Alemão Ronaldo recorda que a primeira vez em que ele e os companheiros tocaram foi em um clube recreativo do bairro Scharlau, em São Leopoldo. Lá, eles abririam o show da Taranatiriça, que, na época, contava apenas com som instrumental:
— E nós iríamos abrir o show do Tara, né, mas na passagem de som o Tara viu que o nosso som era mais compatível com a festa e eles abriram o show para nós. Então, a gente começou a tocar lá nesse clube, em uma festa do Studio 576, e isso era agosto de 1982. O primeiro show a gente nunca esquece.
Depois que a partida começou, há 40 anos, o grupo batalhou para conseguir deixar o seu legado na história — o que foi meio que sem querer, já que tudo começou com uma "brincadeira", em que a banda fazia covers de outras que admirava. Não faltou, por exemplo, os membros gastarem todo o seu dinheiro para gravar uma fita com duas canções, levar em uma emissora e receber como retorno um "o som de vocês é muito bom, mas não é compatível com a rádio".
Hoje em dia, Alemão Ronaldo diz que tudo está mais fácil, que dá para mandar as músicas para qualquer lugar diretamente do estúdio, com uma facilidade imensa para que todos conheçam o som feito pelo grupo — "basta pesquisar o nome da banda e já tem tudo ali", enfatiza, admirado com a facilidade e a rapidez da tecnologia de hoje. Mesmo assim, acredita que falta espaço para o rock em relação a outros gêneros:
— Eu sempre digo que tudo é uma onda e o rock'n'roll é um oceano. Podem vir coisas diferentes, outros estilos, mas o rock sempre se mantém estável. Mesmo não tendo tanta mídia quanto outros estilos musicais, que não vou nem citar aqui para não dar mais mídia ainda (risos).
Futuro
A Bandaliera, nascida em 1982, separou-se em 2004, quando Alemão Ronaldo decidiu sair em carreira solo. A banda, porém, se reuniu em dois momentos, em 2018 e 2019, além deste novo reencontro, para celebrar as quatro décadas de estrada. E isto é motivo para rever os fãs das antigas, mas também os novos, que chegam por meio de uma espécie de passagem de bastão, com pais transmitindo seus gostos para os filhos.

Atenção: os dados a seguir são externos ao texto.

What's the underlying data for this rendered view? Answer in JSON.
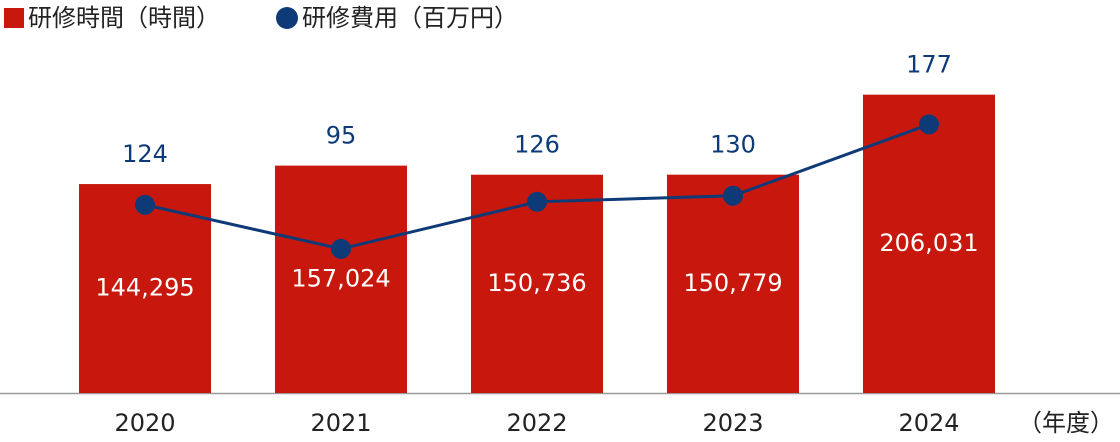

— O nosso encontro com esse público se dá não mais por discos ou CDs, mas pelo streaming. A gente está nesse patamar em que o nosso rock é muito uma coisa familiar, que vai de geração em geração. Esse público quer ver e ouvir como era feito o rock nos anos 1980, nos primórdios, e percebe que o nosso rock era bem original, que abriu os caminhos para essas gerações todas que estão aí agora — aponta Alemão Ronaldo.
E se a Bandaliera voltou para ficar? Isso ainda não se sabe. No momento, apenas uma coisa é certa, segundo o vocalista do grupo:
— Lá pelo final do ano, vamos pensar mais seriamente no que a gente vai fazer. Atualmente, estamos focados nesses shows. Queremos que o pessoal saia de cabeça feita, pensando: "Pô, que legal ver a Bandaliera de novo, a rapaziada reunida". Rapaziada que já é rapaziada antiga, né? (risos). Então, isso é muito bacana para nós. O futuro é difícil encontrar, tudo tem o seu tempo.
Mas já dá para prever que os fãs, nesta quinta, vão sair de casa cantando: "Essa noite eu quero festa / Eu quero rua / Eu quero é me apaixonar".
Bandaliera - 40 anos
- Nesta quinta-feira (2), às 21h, no Theatro São Pedro (Praça Mal. Deodoro, s/nº), em Porto Alegre.
- Ingressos a partir de R$ 50 no Sympla.
- Desconto de 50% para sócios do Clube do Assinante e um acompanhante.